C’est dans l’intelligence collective des organisations de consommateurs, dans les collectifs de citoyens que des solutions alternatives et innovantes peuvent émerger et nourrir les décisions des élus mais aussi des décideurs publics et semi-publics. La mise en place consciente et sereine d’un nouveau contrat social entre les Guadeloupéens est un impératif. Il s’agirait d’un contrat moral et politique pour proposer notamment une meilleure intégration de la société civile dans les processus de décision publique, un recalibrage de l’intervention publique vers un meilleur soutien à la production et à la protection de produits locaux, aux actions culturelles et artistiques, à une formation mieux adaptée pour nos jeunes, à l’érection d’un nouveau cadre statutaire pour un pouvoir décisionnel concret dans des domaines déterminés et prioritaires; et en faveur de nouvelles formes de solidarités économiques, écologiques et sociales.
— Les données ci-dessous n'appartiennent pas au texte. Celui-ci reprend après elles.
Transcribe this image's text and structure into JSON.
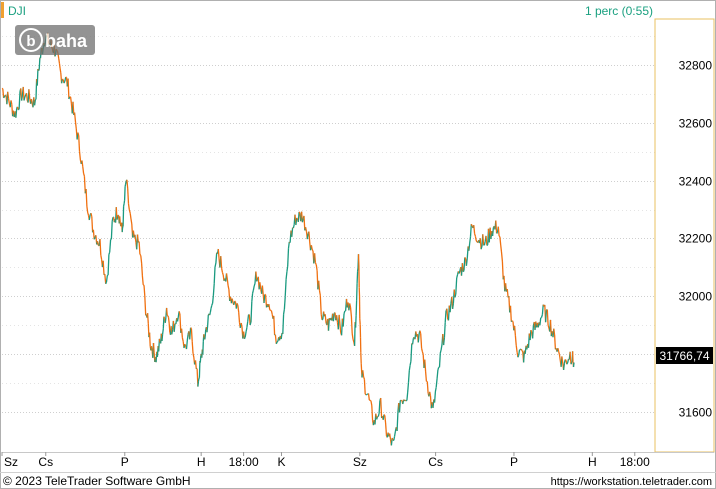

Mais il s’agirait également de placer au centre du débat public les valeurs et les principes éthiques qui nous animent et peuvent nous rassembler en tant que Guadeloupéens. Des valeurs dont l’actualité sociale a montré à la fois la réalité et la complexité, mais surtout la place incontournable.

Le vivre ensemble s’en trouverait alors certainement amélioré, tout comme notre goût pour la vie démocratique.